O editorial da Folha e o artigo de FHC se complementam para forjar mais uma escandalosa manobra política. No fundo dessa litania midiática está a tentativa de recuperar terreno para o projeto de país que eles representam e que guarda uma enorme diferença em relação aos dos governos de Luis Inácio Lula da Silva e Dilma Rousseff. Falta à direita brasileira, desde sempre, honestidade intelectual ao expor seus pontos de vista. As campanhas eleitorais pós-ditadura de 1964 são apenas capítulos mais recentes dessa história.
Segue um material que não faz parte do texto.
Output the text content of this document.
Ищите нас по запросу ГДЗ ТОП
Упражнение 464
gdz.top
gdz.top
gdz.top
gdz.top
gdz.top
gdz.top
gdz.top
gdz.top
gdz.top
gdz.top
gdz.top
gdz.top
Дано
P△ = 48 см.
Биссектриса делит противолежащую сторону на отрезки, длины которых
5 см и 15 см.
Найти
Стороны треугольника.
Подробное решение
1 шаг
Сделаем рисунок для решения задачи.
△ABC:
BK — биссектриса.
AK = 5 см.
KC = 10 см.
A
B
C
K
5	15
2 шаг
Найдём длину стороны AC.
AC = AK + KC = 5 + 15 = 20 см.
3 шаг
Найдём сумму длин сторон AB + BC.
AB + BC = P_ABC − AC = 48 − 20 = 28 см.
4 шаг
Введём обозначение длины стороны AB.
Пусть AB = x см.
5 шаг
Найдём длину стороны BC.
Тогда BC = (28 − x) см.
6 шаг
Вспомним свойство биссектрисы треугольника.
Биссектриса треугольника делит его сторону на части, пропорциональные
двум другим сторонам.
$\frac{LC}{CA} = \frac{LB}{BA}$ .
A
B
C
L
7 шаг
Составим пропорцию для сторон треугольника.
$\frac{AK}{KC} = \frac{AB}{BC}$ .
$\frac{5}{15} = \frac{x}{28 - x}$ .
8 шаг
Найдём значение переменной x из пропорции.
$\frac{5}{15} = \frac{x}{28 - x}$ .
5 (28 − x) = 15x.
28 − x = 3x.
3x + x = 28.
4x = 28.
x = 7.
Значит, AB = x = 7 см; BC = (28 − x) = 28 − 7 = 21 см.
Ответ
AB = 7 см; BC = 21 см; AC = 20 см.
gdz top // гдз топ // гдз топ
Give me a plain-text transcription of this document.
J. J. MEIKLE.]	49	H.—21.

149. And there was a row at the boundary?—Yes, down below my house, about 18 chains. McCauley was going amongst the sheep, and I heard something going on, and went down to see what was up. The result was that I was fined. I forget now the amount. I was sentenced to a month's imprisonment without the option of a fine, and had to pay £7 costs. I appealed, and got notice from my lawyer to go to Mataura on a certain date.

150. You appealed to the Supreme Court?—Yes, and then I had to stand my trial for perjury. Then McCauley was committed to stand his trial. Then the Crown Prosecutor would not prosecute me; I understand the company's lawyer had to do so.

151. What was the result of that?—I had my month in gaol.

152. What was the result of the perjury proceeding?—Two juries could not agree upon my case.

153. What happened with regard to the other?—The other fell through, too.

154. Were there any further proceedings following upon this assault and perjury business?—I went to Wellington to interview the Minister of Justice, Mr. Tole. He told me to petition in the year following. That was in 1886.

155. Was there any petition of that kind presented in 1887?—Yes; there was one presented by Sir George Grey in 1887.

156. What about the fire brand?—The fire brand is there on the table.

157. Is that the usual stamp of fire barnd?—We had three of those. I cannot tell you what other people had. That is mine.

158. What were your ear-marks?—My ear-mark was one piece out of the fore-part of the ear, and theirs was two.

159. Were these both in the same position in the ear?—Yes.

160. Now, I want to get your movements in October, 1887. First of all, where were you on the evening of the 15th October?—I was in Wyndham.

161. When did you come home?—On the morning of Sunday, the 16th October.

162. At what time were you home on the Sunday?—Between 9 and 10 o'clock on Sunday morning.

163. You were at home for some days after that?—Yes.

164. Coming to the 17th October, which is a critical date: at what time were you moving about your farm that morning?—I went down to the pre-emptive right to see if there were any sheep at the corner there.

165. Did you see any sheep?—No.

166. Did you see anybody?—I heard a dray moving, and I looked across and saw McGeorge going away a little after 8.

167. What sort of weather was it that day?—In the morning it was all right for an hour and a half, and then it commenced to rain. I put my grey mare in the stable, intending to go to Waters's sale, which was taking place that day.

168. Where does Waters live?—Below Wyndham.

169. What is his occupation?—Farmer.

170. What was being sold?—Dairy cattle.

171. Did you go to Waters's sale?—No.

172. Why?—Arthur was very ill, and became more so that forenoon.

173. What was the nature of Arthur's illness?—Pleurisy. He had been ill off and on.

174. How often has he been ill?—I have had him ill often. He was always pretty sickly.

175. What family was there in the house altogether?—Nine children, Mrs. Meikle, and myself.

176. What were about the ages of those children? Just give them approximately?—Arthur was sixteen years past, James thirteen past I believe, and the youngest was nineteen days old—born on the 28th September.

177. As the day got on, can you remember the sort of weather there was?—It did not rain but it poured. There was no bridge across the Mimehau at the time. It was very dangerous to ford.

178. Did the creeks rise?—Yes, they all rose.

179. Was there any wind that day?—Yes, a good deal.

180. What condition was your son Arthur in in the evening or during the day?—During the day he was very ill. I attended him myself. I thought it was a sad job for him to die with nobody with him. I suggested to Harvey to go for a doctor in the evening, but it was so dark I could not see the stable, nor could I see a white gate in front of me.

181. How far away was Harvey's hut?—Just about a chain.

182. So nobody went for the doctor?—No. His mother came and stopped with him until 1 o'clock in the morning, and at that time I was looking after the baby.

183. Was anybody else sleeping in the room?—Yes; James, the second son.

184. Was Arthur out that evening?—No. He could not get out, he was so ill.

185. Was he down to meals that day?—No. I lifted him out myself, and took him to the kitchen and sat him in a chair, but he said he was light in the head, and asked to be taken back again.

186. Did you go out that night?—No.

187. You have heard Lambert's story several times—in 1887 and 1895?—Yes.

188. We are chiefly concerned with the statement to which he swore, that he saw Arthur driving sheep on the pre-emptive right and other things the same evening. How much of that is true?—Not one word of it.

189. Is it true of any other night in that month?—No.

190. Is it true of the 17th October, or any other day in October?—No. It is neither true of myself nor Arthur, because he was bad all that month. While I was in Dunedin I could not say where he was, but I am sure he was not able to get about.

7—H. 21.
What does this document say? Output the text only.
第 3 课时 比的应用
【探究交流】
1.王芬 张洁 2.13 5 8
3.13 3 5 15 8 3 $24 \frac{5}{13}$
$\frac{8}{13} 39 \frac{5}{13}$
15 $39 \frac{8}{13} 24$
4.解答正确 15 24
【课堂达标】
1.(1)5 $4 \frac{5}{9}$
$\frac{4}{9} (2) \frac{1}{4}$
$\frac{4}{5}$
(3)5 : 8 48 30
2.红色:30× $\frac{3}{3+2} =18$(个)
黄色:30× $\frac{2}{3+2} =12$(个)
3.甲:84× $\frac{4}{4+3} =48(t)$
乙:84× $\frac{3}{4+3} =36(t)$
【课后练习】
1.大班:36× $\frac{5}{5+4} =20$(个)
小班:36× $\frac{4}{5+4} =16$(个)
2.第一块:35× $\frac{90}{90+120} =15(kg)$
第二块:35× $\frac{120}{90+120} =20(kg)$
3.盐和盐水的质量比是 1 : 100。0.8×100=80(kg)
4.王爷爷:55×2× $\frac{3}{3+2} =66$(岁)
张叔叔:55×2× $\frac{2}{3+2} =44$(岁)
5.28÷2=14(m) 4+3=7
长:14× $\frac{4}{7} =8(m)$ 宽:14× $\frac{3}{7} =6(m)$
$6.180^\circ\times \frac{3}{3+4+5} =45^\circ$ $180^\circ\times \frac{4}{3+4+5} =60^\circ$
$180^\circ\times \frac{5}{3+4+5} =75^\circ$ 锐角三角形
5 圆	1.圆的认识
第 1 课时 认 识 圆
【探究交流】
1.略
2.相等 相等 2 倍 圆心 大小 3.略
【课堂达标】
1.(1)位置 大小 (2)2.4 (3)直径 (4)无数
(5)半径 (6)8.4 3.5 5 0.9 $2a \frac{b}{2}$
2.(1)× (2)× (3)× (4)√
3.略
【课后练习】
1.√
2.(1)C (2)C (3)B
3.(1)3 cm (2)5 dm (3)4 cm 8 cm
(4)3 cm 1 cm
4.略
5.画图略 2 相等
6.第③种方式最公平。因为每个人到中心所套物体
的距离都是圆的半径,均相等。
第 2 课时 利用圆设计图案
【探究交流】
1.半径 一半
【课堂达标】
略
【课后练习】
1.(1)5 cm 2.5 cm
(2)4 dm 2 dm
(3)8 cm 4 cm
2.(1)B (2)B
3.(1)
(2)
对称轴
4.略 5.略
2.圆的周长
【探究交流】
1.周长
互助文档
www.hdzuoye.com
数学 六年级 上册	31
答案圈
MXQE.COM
Bela tacada de Itamar Franco

Quando FHC começou a aparecer como candidato a presidente da República, em 1993, a manipulação midiática moldou o seu estilo de campanha, o que resultou em um processo eleitoral profundamente marcado pelo engodo. Sua nomeação para o cargo de ministro da Fazenda pelo então presidente Itamar Franco, que estava sob pressão da direita para aplicar o programa econômico do ex-presidente Fernando Collor de Mello, caiu como uma luva. Já em 1991, quando a crise batia à porta do Palácio do Planalto, um setor do tucanato capitaneado por ele defendeu a incorporação do partido ao governo. A manobra foi combatida pelo senador Mário Covas — o que não impediu, mais tarde, que FHC fosse o principal executor de uma espécie de golpe branco contra o presidente Itamar Franco ao comandar o processo de transição da economia para a ”estabilidade”.

Sua posse foi saudada por entidades patronais com expressões como “bela tacada de Itamar Franco”, “craque nota dez” e “arauto da modernidade”. Até o secretário de Estado norte-americano, Warrem Cristopher, ligou para parabenizar o novo ministro da Fazenda. FHC chegou dizendo que “precisamos botar a casa em ordem”. “Isso não significa intervenção no mercado”, ressaltou. Estava dada a senha. Ele afirmou que não reduziria os juros, que não alteraria o Programa Nacional de Desestatização — FHC manteve o Banco Nacional de Desenvolvimento Econômico e Social (BNDES) como comitê de administração das privatizações até o último dia de seu governo, em 31 de dezembro de 2002 — herdado de Collor e que lutaria pela “estabilidade”. “Nossa prioridade é o combate à inflação, sem matar o povo de fome”, declarou.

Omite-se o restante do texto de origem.